New years are meant to begin with a burst of optimism and an appetite for change. In 2003, the optimism may be tempered with caution, but no one in higher education should be taken by surprise at the prospect of change. This month's government strategy paper and likely subsequent legislation promise the most significant reforms for a generation.
The best that can be said of 2002 was that it was the year in which higher education finally reappeared on the mainstream political radar. After a 13-month hiatus, universities' financial woes suddenly became the prime focus of political debate. The apparent urgency with which ministers searched for solutions was an admission of failure of this government and its predecessors.
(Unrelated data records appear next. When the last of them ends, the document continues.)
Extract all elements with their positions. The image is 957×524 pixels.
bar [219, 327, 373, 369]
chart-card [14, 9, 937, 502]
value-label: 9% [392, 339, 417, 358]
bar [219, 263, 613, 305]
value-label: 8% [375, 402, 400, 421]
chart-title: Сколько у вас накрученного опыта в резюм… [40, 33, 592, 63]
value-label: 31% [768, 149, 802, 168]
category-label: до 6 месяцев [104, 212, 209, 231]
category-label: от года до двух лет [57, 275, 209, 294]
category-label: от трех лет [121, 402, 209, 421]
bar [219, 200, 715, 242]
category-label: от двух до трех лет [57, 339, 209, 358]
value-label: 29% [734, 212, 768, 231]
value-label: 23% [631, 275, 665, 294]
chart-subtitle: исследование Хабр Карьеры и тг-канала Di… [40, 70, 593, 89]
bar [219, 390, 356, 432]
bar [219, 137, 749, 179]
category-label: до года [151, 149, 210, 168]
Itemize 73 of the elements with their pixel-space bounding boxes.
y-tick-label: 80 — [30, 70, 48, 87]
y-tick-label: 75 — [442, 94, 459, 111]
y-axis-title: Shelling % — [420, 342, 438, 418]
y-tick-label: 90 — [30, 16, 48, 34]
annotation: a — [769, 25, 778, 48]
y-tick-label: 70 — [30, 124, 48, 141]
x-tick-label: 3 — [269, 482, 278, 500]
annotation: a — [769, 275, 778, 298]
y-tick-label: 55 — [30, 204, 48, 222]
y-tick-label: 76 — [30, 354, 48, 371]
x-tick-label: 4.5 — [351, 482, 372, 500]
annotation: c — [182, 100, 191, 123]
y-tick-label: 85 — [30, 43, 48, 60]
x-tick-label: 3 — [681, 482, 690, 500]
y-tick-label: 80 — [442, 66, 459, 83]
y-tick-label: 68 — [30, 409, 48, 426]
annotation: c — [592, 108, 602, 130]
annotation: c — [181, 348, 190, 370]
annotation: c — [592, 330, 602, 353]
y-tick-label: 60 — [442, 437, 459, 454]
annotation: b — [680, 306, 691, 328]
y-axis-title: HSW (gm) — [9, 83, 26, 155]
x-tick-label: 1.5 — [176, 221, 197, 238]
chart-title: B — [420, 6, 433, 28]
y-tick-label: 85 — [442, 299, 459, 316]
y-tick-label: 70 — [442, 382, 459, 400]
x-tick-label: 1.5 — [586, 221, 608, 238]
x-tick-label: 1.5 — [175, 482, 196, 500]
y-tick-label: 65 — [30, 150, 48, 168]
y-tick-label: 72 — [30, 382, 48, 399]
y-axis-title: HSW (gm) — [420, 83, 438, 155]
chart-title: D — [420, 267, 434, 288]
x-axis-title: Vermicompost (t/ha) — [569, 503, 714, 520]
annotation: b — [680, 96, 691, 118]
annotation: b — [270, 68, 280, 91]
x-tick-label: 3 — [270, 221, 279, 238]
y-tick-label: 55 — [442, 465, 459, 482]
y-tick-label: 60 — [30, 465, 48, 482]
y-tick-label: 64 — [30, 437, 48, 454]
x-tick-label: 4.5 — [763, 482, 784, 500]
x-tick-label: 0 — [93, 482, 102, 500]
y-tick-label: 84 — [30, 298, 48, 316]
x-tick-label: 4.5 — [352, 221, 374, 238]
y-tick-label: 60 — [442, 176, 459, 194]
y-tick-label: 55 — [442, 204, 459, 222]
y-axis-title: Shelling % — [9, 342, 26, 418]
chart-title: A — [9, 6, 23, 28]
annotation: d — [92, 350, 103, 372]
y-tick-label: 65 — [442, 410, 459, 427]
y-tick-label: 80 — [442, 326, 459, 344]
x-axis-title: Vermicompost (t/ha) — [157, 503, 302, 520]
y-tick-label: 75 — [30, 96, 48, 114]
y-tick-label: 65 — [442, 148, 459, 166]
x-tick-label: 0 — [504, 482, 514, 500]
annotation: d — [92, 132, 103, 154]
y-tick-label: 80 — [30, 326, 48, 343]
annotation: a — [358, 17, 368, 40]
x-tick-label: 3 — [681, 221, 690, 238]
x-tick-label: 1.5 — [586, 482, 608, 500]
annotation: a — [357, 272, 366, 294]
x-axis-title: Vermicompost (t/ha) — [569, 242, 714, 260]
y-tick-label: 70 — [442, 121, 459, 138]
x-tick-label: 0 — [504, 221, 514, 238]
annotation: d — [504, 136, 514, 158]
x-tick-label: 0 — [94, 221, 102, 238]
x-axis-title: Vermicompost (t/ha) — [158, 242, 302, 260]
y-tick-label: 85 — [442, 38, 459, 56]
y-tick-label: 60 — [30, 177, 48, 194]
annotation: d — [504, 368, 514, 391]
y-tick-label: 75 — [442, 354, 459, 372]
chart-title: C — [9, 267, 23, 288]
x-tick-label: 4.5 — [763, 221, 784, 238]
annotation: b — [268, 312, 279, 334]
The £8 billion shortfall in campus spending acknowledged by prime minister Tony Blair was known to be substantial before the last election, but Labour had other priorities, while the Conservatives put forward a remedy that even they discarded after a matter of weeks.
Having allowed the problems to become so acute, ministers undoubtedly see graduates as their best hope of avoiding decline and decay in higher education. The only question is whether they will be required to pay additional tax over an extended period, or merely repay a larger share of the costs of their education. We will know the answer before the end of the month, but a strategy for higher education must be about more than money.
There is a danger that fundamental questions such as the relationship between teaching and research will be lost in the political noise. This should be the moment, too, for a thorough examination of the case for getting 50 per cent of young people to experience higher education by 2010. Education secretary Charles Clarke's preference seems to be to allow the target to recede into the background while universities concentrate on broadening their social mix. But his predecessor could tell him that oppositions have a way of reviving such commitments at inconvenient moments, if they are not amended.
Behind the scenes, universities are being criticised for failing to "modernise" their management and for not playing to their strengths but clinging instead to a single academic model. But they have a right to demand clarity and consistency from the government in return. A year ago, the 50 per cent target was the overwhelming concern of ministers, and the research assessment exercise was the only source of significant extra funding for higher education managers. Now the messages from Whitehall are different, and the chancellor is said to doubt whether universities can be trusted to spend wisely the millions raised through higher fees. This may be dismissed as one more example of Treasury control-freakery. But if the view prevails in government, universities can kiss goodbye to any hopes of greater freedom from the review, forcing some into the kind of extreme action contemplated by Surrey.
Universities, particularly the older ones, are notoriously difficult to manage. At the extreme, administrators in Oxford and Cambridge have to contend with powerful colleges and a level of participatory democracy that is unknown in most fields. But even elsewhere, the unwieldy combination of senate, council and court can frustrate reformers. Committees may be bypassed, but institutions established by royal charter cannot simply be ignored.
The calibre of university management can seem pedestrian in comparison with City high-fliers. Yet British higher education has produced enviable productivity in terms of the numbers of students taught and the continued high standing of its research. The victims have been overstretched and underpaid academics, and their often impoverished students, who have to make to do with deteriorating facilities. The government has an opportunity to improve the lot of both groups in 2003.